The infrastructure space around AI is evolving, with a shift from bare-metal infrastructure to “infra around the model” [00:43:26].

  • LLM OS Concepts: Areas like code execution (e.g., E2P), memory, and advanced search capabilities are becoming integral parts of the “LLM OS” [00:42:55].
  • Cybersecurity: AI is increasingly applied to cybersecurity, especially in areas where offense uses AI, necessitating AI on the defense side (e.g., email security, identity verification). The ability of models to understand “semantics” (e.g., in binary inspection) beyond mere syntax is a significant advancement for security [00:43:38], [00:44:07].
  • Model Labs’ Expansion: Major research labs like OpenAI are increasingly expanding into the developer and infrastructure categories, offering tools like search APIs. This raises questions about whether they aim to be API companies or product companies, as selling search APIs can be less lucrative than building direct products like ChatGPT search [00:45:10], [00:46:18].
  • Application Layer Focus: The application layer is clearly more interesting and valuable than core infrastructure. Applications can charge for utility rather than just cost, allowing for higher margins compared to infrastructure which often reduces to “cost plus” pricing [00:47:10], [00:47:17], [00:47:21].
  • Struggling Areas:
    • Fine-tuning companies: Standalone fine-tuning services struggle to form a large business unless integrated into broader enterprise AI or services offerings [00:47:56], [00:48:06].
    • AI DevOps/SRE: The technology is not yet mature enough for widespread adoption of autonomous SRE [00:48:50].

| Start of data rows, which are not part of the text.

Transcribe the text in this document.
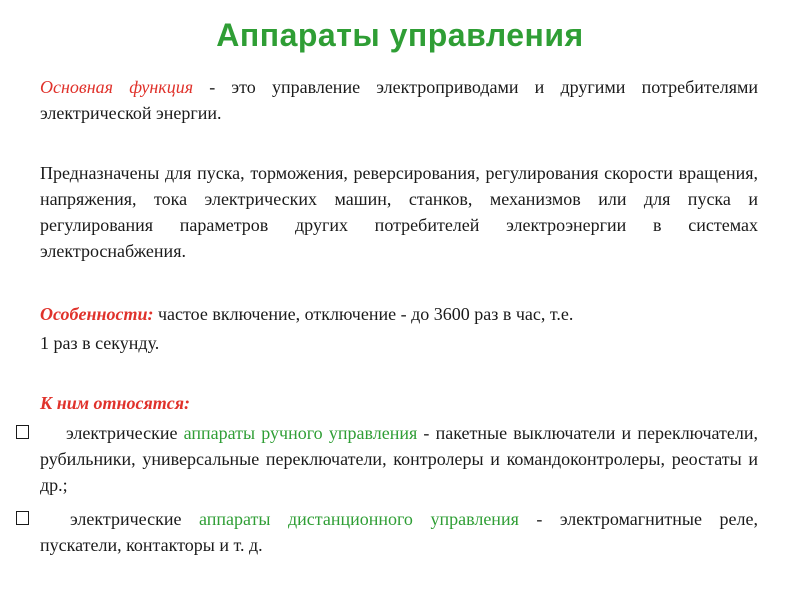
Аппараты управления

Основная функция - это управление электроприводами и другими потребителями электрической энергии.

Предназначены для пуска, торможения, реверсирования, регулирования скорости вращения, напряжения, тока электрических машин, станков, механизмов или для пуска и регулирования параметров других потребителей электроэнергии в системах электроснабжения.

Особенности: частое включение, отключение - до 3600 раз в час, т.е.

1 раз в секунду.

К ним относятся:

электрические аппараты ручного управления - пакетные выключатели и переключатели, рубильники, универсальные переключатели, контролеры и командоконтролеры, реостаты и др.;

электрические аппараты дистанционного управления - электромагнитные реле, пускатели, контакторы и т. д.
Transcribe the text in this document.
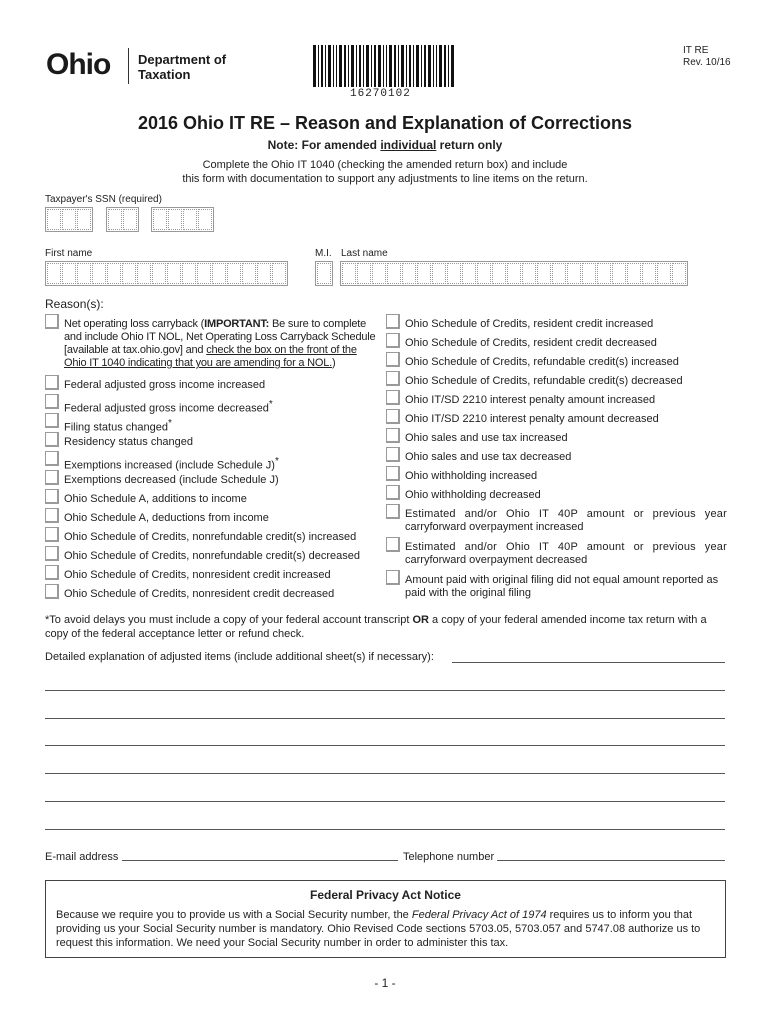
Ohio Department of
Taxation
16270102
IT RE
Rev. 10/16
2016 Ohio IT RE – Reason and Explanation of Corrections
Note: For amended individual return only
Complete the Ohio IT 1040 (checking the amended return box) and include
this form with documentation to support any adjustments to line items on the return.
Taxpayer's SSN (required)
First name	M.I. Last name
Reason(s):
Net operating loss carryback (IMPORTANT: Be sure to complete
and include Ohio IT NOL, Net Operating Loss Carryback Schedule
[available at tax.ohio.gov] and check the box on the front of the
Ohio IT 1040 indicating that you are amending for a NOL.)
Federal adjusted gross income increased
Federal adjusted gross income decreased*
Filing status changed*
Residency status changed
Exemptions increased (include Schedule J)*
Exemptions decreased (include Schedule J)
Ohio Schedule A, additions to income
Ohio Schedule A, deductions from income
Ohio Schedule of Credits, nonrefundable credit(s) increased
Ohio Schedule of Credits, nonrefundable credit(s) decreased
Ohio Schedule of Credits, nonresident credit increased
Ohio Schedule of Credits, nonresident credit decreased
Ohio Schedule of Credits, resident credit increased
Ohio Schedule of Credits, resident credit decreased
Ohio Schedule of Credits, refundable credit(s) increased
Ohio Schedule of Credits, refundable credit(s) decreased
Ohio IT/SD 2210 interest penalty amount increased
Ohio IT/SD 2210 interest penalty amount decreased
Ohio sales and use tax increased
Ohio sales and use tax decreased
Ohio withholding increased
Ohio withholding decreased
Estimated and/or Ohio IT 40P amount or previous year
carryforward overpayment increased
Estimated and/or Ohio IT 40P amount or previous year
carryforward overpayment decreased
Amount paid with original filing did not equal amount reported as
paid with the original filing
*To avoid delays you must include a copy of your federal account transcript OR a copy of your federal amended income tax return with a
copy of the federal acceptance letter or refund check.
Detailed explanation of adjusted items (include additional sheet(s) if necessary):
E-mail address	Telephone number
Federal Privacy Act Notice
Because we require you to provide us with a Social Security number, the Federal Privacy Act of 1974 requires us to inform you that
providing us your Social Security number is mandatory. Ohio Revised Code sections 5703.05, 5703.057 and 5747.08 authorize us to
request this information. We need your Social Security number in order to administer this tax.
- 1 -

Unanswered Questions and Future Implications

  • Scaling Reinforcement Learning (RL): The biggest unanswered question is whether RL can be successfully applied to non-verifiable domains, such as law (contracts), marketing, and sales (simulating conversations). If not, autonomous agents might be limited to verifiable domains, while non-verifiable ones would still require human “taste-makers” with co-pilots [00:50:15], [00:50:46].
  • Hardware Scaling and Dominance: The “rule of nines” at OpenAI suggests that achieving higher reliability (e.g., 90% to 99%) requires an order of magnitude increase in compute every 2-3 years. This raises concerns about how compute will scale, and whether Nvidia’s dominance will continue, or if competitors like AMD, AWS (with Trainium chips), Microsoft, and Facebook will successfully challenge it. The stability of the transformer architecture suggests a case for dedicated silicon (ASICs) for transformers, but who will win that race is unknown [00:51:34], [00:51:48], [00:52:00], [00:52:50], [00:53:03].
  • Agent Authentication: A critical emergent question is how to authenticate agents accessing websites on behalf of users. A new “SSO effectively for agents” is needed to distinguish human users from their agents, potentially leading to new authentication methods like retina scans, as suggested by Sam Altman [00:54:41], [00:55:06], [00:55:21].